Berliner Kunstförderer: Eduard Arnhold: Der Magnat als Mäzen

Ein Bildungs- und Bilder-Bürger: Eduard Arnhold brachte Manet und Monet nach Berlin. Über den großen, heute fast vergessenen Kunstförderer – zum 90. Todestag.

Es ist die denkbar merkwürdigste Straßenkreuzung. Beim lauschigen Dorfteich des Örtchens Hirschfelde, knapp 30 Kilometer östlich von Berlin, treffen die Eduard-Arnhold-Straße und die Ernst-Thälmann-Straße aufeinander, und die Straßenschilder berühren sich fast. Der eine Namenspatron war einst Vorsitzender der Kommunistischen Partei und wurde von den Nazis im KZ Buchenwald ermordet. Der andere, Eduard Arnhold: ein freigeistiger Konservativer jüdischer Herkunft, Kohlehändler, Selfmademan, Berliner Wirtschaftsmagnat, im Kaiserreich und noch in der Weimarer Republik einer der reichsten Männer des Landes; zudem ein sozialer Philanthrop und Kunstmäzen sondergleichen, der am 10. August 1925, Montag vor 90 Jahren, gestorben ist.

Berlins Rothschild oder Carnegie und der Kommunist – in Hirschfelde? Arnhold hätte mit seiner Weltoffenheit vermutlich gelächelt. Tatsächlich führt zumindest Eduard Arnholds Lebensspur in das märkische Dorf, benannt nach einem preußischen Rittergut, das er 1904 als Landsitz erworben und gleichermaßen zu einem Mustergut (auf dem die Kühe vor dem Melken gebadet wurden) wie einem Kulturort mit riesigem Skulpturenpark und eigenem Naturtheater entwickelt hat.

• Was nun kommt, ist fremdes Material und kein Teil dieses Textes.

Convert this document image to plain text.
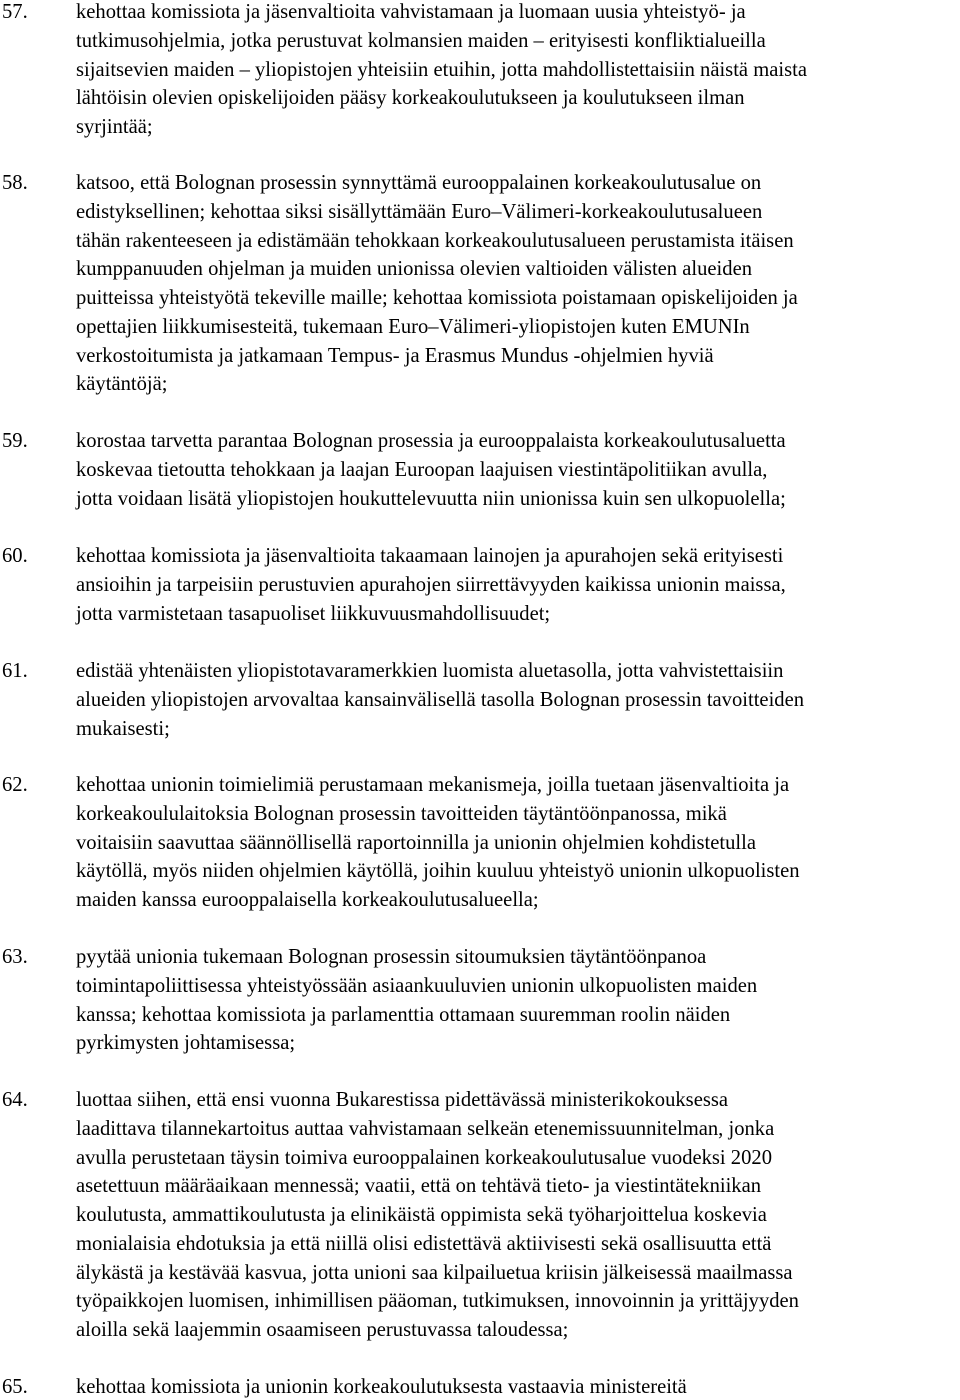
57. kehottaa komissiota ja jäsenvaltioita vahvistamaan ja luomaan uusia yhteistyö- ja
tutkimusohjelmia, jotka perustuvat kolmansien maiden – erityisesti konfliktialueilla
sijaitsevien maiden – yliopistojen yhteisiin etuihin, jotta mahdollistettaisiin näistä maista
lähtöisin olevien opiskelijoiden pääsy korkeakoulutukseen ja koulutukseen ilman
syrjintää;
58. katsoo, että Bolognan prosessin synnyttämä eurooppalainen korkeakoulutusalue on
edistyksellinen; kehottaa siksi sisällyttämään Euro–Välimeri-korkeakoulutusalueen
tähän rakenteeseen ja edistämään tehokkaan korkeakoulutusalueen perustamista itäisen
kumppanuuden ohjelman ja muiden unionissa olevien valtioiden välisten alueiden
puitteissa yhteistyötä tekeville maille; kehottaa komissiota poistamaan opiskelijoiden ja
opettajien liikkumisesteitä, tukemaan Euro–Välimeri-yliopistojen kuten EMUNIn
verkostoitumista ja jatkamaan Tempus- ja Erasmus Mundus -ohjelmien hyviä
käytäntöjä;
59. korostaa tarvetta parantaa Bolognan prosessia ja eurooppalaista korkeakoulutusaluetta
koskevaa tietoutta tehokkaan ja laajan Euroopan laajuisen viestintäpolitiikan avulla,
jotta voidaan lisätä yliopistojen houkuttelevuutta niin unionissa kuin sen ulkopuolella;
60. kehottaa komissiota ja jäsenvaltioita takaamaan lainojen ja apurahojen sekä erityisesti
ansioihin ja tarpeisiin perustuvien apurahojen siirrettävyyden kaikissa unionin maissa,
jotta varmistetaan tasapuoliset liikkuvuusmahdollisuudet;
61. edistää yhtenäisten yliopistotavaramerkkien luomista aluetasolla, jotta vahvistettaisiin
alueiden yliopistojen arvovaltaa kansainvälisellä tasolla Bolognan prosessin tavoitteiden
mukaisesti;
62. kehottaa unionin toimielimiä perustamaan mekanismeja, joilla tuetaan jäsenvaltioita ja
korkeakoululaitoksia Bolognan prosessin tavoitteiden täytäntöönpanossa, mikä
voitaisiin saavuttaa säännöllisellä raportoinnilla ja unionin ohjelmien kohdistetulla
käytöllä, myös niiden ohjelmien käytöllä, joihin kuuluu yhteistyö unionin ulkopuolisten
maiden kanssa eurooppalaisella korkeakoulutusalueella;
63. pyytää unionia tukemaan Bolognan prosessin sitoumuksien täytäntöönpanoa
toimintapoliittisessa yhteistyössään asiaankuuluvien unionin ulkopuolisten maiden
kanssa; kehottaa komissiota ja parlamenttia ottamaan suuremman roolin näiden
pyrkimysten johtamisessa;
64. luottaa siihen, että ensi vuonna Bukarestissa pidettävässä ministerikokouksessa
laadittava tilannekartoitus auttaa vahvistamaan selkeän etenemissuunnitelman, jonka
avulla perustetaan täysin toimiva eurooppalainen korkeakoulutusalue vuodeksi 2020
asetettuun määräaikaan mennessä; vaatii, että on tehtävä tieto- ja viestintätekniikan
koulutusta, ammattikoulutusta ja elinikäistä oppimista sekä työharjoittelua koskevia
monialaisia ehdotuksia ja että niillä olisi edistettävä aktiivisesti sekä osallisuutta että
älykästä ja kestävää kasvua, jotta unioni saa kilpailuetua kriisin jälkeisessä maailmassa
työpaikkojen luomisen, inhimillisen pääoman, tutkimuksen, innovoinnin ja yrittäjyyden
aloilla sekä laajemmin osaamiseen perustuvassa taloudessa;
65. kehottaa komissiota ja unionin korkeakoulutuksesta vastaavia ministereitä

Auch in Berlin, wo er vor allem wirkte, trugen bis 1938 mindestens zwei Straßen Eduard Arnholds Namen, der spätestens mit der NS-Pogromnacht aus dem öffentlichen Bild verschwand. Und heute wissen hierzulande nur noch Kenner von dem Magnaten und Mäzen. Selbst im Boom der offiziellen Erinnerungskultur wirkt ausgerechnet am Herkunftsort ein Exempel der Berliner und deutschen, ja: europäischen Kultur- und Wirtschaftsgeschichte fast wie vergessen.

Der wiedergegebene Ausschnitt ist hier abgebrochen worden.